Portland, Oregon based Lunarr is launching a deceptively simple looking collaboration platform tomorrow and we've got invites for the first 200 readers who want to check it out (see bold line below). The company had a very nice launch party tonight and they give a heck of a demo - but here's what I think after using it just a bit myself.
Lunarr aims to solve two problems: version confusion and lost email conversations. The company's solution is like a wiki with site-mail, but there's a certain elegance to how it's implemented. The service has some real shortcomings, but given its Alpha state there's time for improvement. If you'd like to check it out yourself, send an email to email@example.com to request an account.
Here's how the service works. While most annotation and collaboration tools let users write on top of objects or around them via all-too-often complex asset management systems - Lunarr employs a fundamentally different metaphor. Their document-centric approach lets collaborators share a common asset like a Word doc, a live web page or even Google Apps like a spreadsheet - and "write" on the "back" of each asset using what's essentially a focused, personal webmail client. One click on a tab flips the view to the metaphorical back of an asset where messages are sent and received between users concerning just that single asset itself.
Cofounder Hideshi Hamaguchi, who probably has a career as a poet in his future if this doesn't work out, says that Lunarr leverages the creative tension between structure and chaos. In that mental place, Hamaguchi says, we just may find more time for creativity in our work. I buy that.
Now to some of the problems.
I can imagine investing some time into learning to use Lunarr right away, but will hold off on doing anything serious with it for now. I look forward to using the service to share notes about company pitch emails, for example, with teammates here at Read/WriteWeb.
There's quite a number of issues with the service at launch. There's no data export option. It doesn't publish RSS feeds, much less take them in. Notification in general needs a lot of improvement. It doesn't handle Word documents other than as a link to a download - you are supposed to compose original text in Lunarr and then copy and paste elsewhere! It does handle live web pages well. Site navigation on Lunarr itself is confusing - it's an entirely AJAX site for one thing so don't hit delete at the wrong time or you'll be logged out. Site navigation is not at all intuitive - other than the elegant flip to the back of a document. The interface is sparse, but the few decisions it does make don't accurately predict the questions my eye and hand ask it.
There doesn't appear to be any parsing of the content you're collaborating about - a lost opportunity. In that I wish it was more like the Austrian tool SystemOne, which dynamically recommends document pages, posts in your OPML file and other resources from around the web - in real time as you type up a document.
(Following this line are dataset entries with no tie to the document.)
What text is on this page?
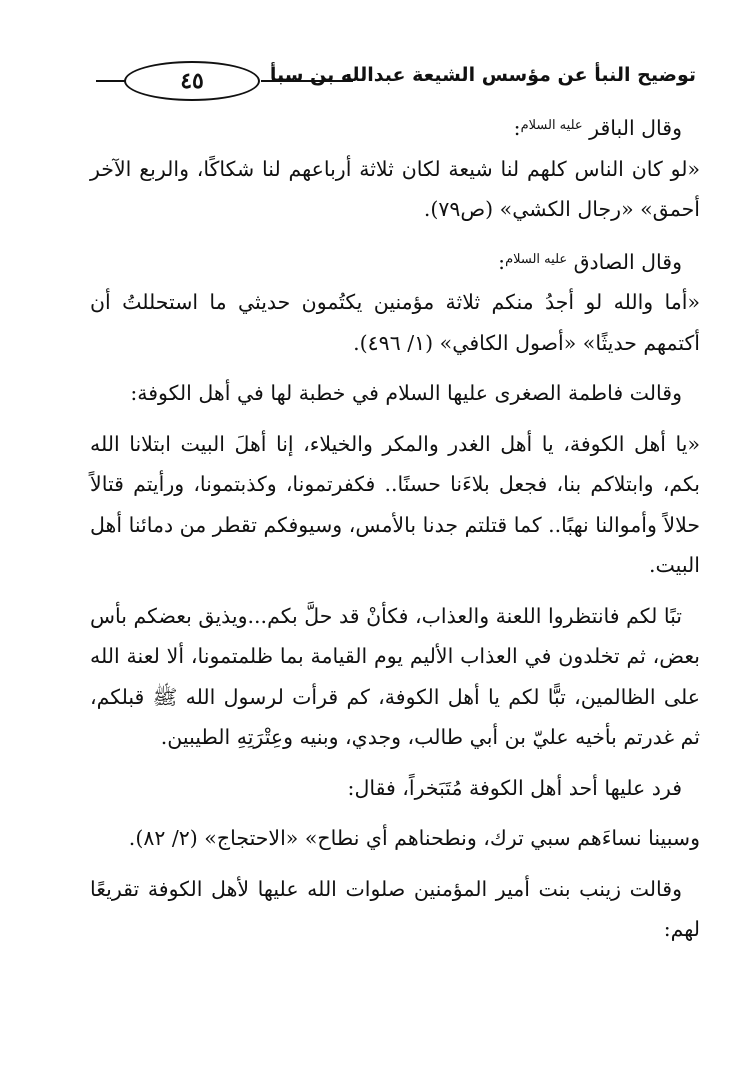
٤٥	توضيح النبأ عن مؤسس الشيعة عبدالله بن سبأ

وقال الباقر $^{عليه السلام}$:

«لو كان الناس كلهم لنا شيعة لكان ثلاثة أرباعهم لنا شكاكًا، والربع الآخر أحمق» «رجال الكشي» (ص٧٩).

وقال الصادق $^{عليه السلام}$:

«أما والله لو أجدُ منكم ثلاثة مؤمنين يكتُمون حديثي ما استحللتُ أن أكتمهم حديثًا» «أصول الكافي» (١/ ٤٩٦).

وقالت فاطمة الصغرى عليها السلام في خطبة لها في أهل الكوفة:

«يا أهل الكوفة، يا أهل الغدر والمكر والخيلاء، إنا أهلَ البيت ابتلانا الله بكم، وابتلاكم بنا، فجعل بلاءَنا حسنًا.. فكفرتمونا، وكذبتمونا، ورأيتم قتالاً حلالاً وأموالنا نهبًا.. كما قتلتم جدنا بالأمس، وسيوفكم تقطر من دمائنا أهل البيت.

تبًا لكم فانتظروا اللعنة والعذاب، فكأنْ قد حلَّ بكم...ويذيق بعضكم بأس بعض، ثم تخلدون في العذاب الأليم يوم القيامة بما ظلمتمونا، ألا لعنة الله على الظالمين، تبًّا لكم يا أهل الكوفة، كم قرأت لرسول الله ﷺ قبلكم، ثم غدرتم بأخيه عليّ بن أبي طالب، وجدي، وبنيه وعِتْرَتِهِ الطيبين.

فرد عليها أحد أهل الكوفة مُتَبَخراً، فقال:

وسبينا نساءَهم سبي ترك، ونطحناهم أي نطاح» «الاحتجاج» (٢/ ٨٢).

وقالت زينب بنت أمير المؤمنين صلوات الله عليها لأهل الكوفة تقريعًا لهم:
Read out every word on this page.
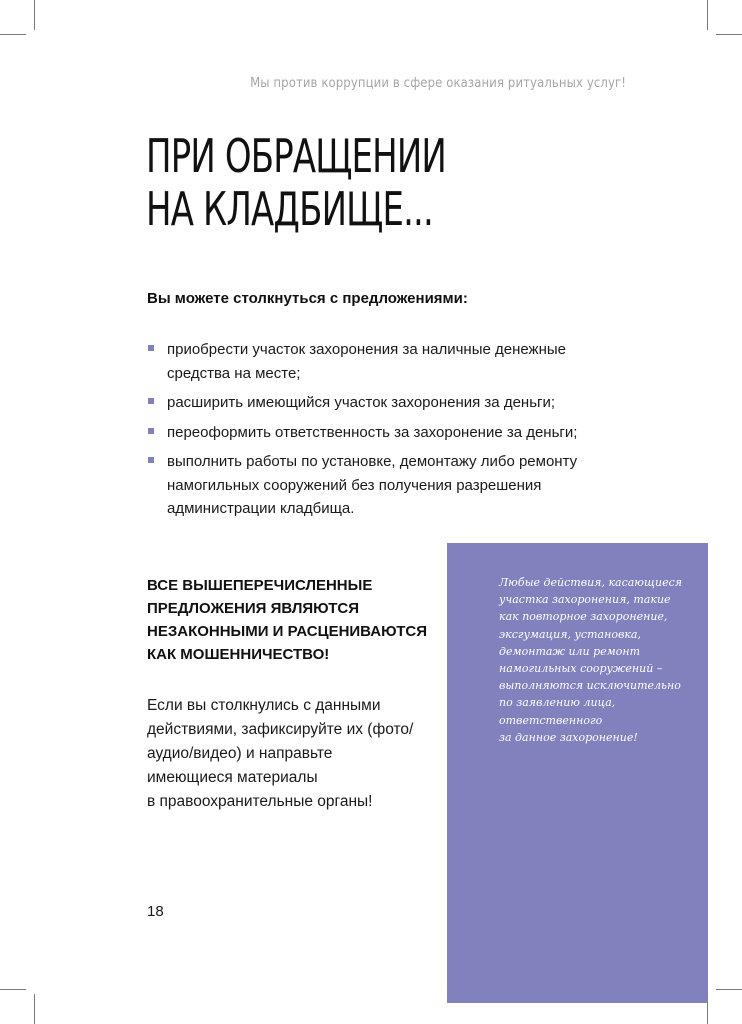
Мы против коррупции в сфере оказания ритуальных услуг!
ПРИ ОБРАЩЕНИИ
НА КЛАДБИЩЕ...
Вы можете столкнуться с предложениями:
приобрести участок захоронения за наличные денежные средства на месте;
расширить имеющийся участок захоронения за деньги;
переоформить ответственность за захоронение за деньги;
выполнить работы по установке, демонтажу либо ремонту намогильных сооружений без получения разрешения администрации кладбища.
ВСЕ ВЫШЕПЕРЕЧИСЛЕННЫЕ
ПРЕДЛОЖЕНИЯ ЯВЛЯЮТСЯ
НЕЗАКОННЫМИ И РАСЦЕНИВАЮТСЯ
КАК МОШЕННИЧЕСТВО!
Если вы столкнулись с данными
действиями, зафиксируйте их (фото/
аудио/видео) и направьте
имеющиеся материалы
в правоохранительные органы!
Любые действия, касающиеся
участка захоронения, такие
как повторное захоронение,
эксгумация, установка,
демонтаж или ремонт
намогильных сооружений –
выполняются исключительно
по заявлению лица,
ответственного
за данное захоронение!
18
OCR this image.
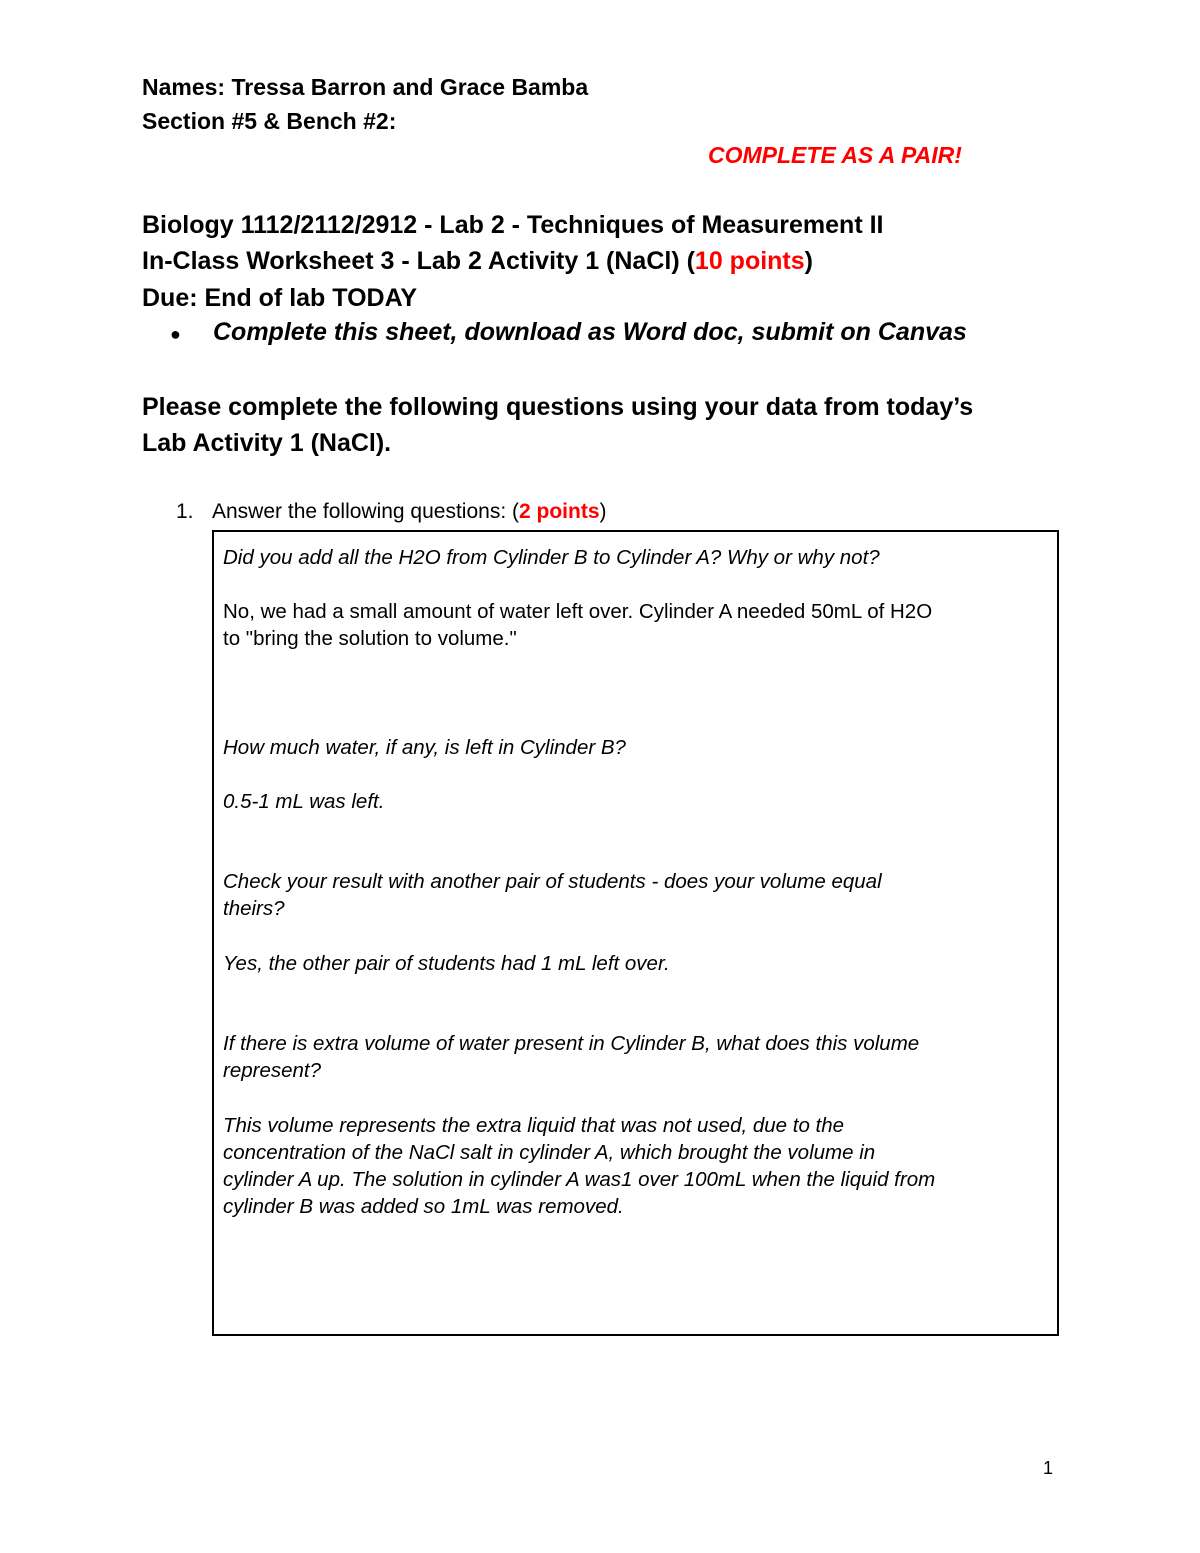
Names: Tressa Barron and Grace Bamba
Section #5 & Bench #2:
COMPLETE AS A PAIR!
Biology 1112/2112/2912 - Lab 2 - Techniques of Measurement II
In-Class Worksheet 3 - Lab 2 Activity 1 (NaCl) (10 points)
Due: End of lab TODAY
● Complete this sheet, download as Word doc, submit on Canvas
Please complete the following questions using your data from today’s
Lab Activity 1 (NaCl).
1. Answer the following questions: (2 points)
Did you add all the H2O from Cylinder B to Cylinder A? Why or why not?
No, we had a small amount of water left over. Cylinder A needed 50mL of H2O
to "bring the solution to volume."
How much water, if any, is left in Cylinder B?
0.5-1 mL was left.
Check your result with another pair of students - does your volume equal
theirs?
Yes, the other pair of students had 1 mL left over.
If there is extra volume of water present in Cylinder B, what does this volume
represent?
This volume represents the extra liquid that was not used, due to the
concentration of the NaCl salt in cylinder A, which brought the volume in
cylinder A up. The solution in cylinder A was1 over 100mL when the liquid from
cylinder B was added so 1mL was removed.
1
Lunarr doesn't do anything with my content but let me write on the back of it.. That could be solved by integrating this company into another one, but you've got to wonder how much barrier to entry there is around Lunarr's technology.
The world does need more and better online collaboration tools, I agree with the company on that. I think they've also taken some great steps toward solving the problem of random email threads all over your inbox. Version confusion can be solved by any wiki or similar service, but wikis are scary for many people and Lunarr looks friendly.
Lunarr says that someday it will license its technology, but the company is very well funded via the previous success of the founders and I'm sure they envision an acquisition well before licensing starts. That could happen.
I've got high hopes for this company. The core metaphor is very pleasing and Toru Takasuka and Hideshi Hamaguchi, the two Japanese transplants who founded the company, are remarkably dynamic. I want it to work. Rafe Needleman generously says Lunarr is "not quite ready for prime time." Tom Foremski says, "Lunarr is completely fascinating and I meet maybe 2 to 3 companies per year that fall into this category." I agree with both.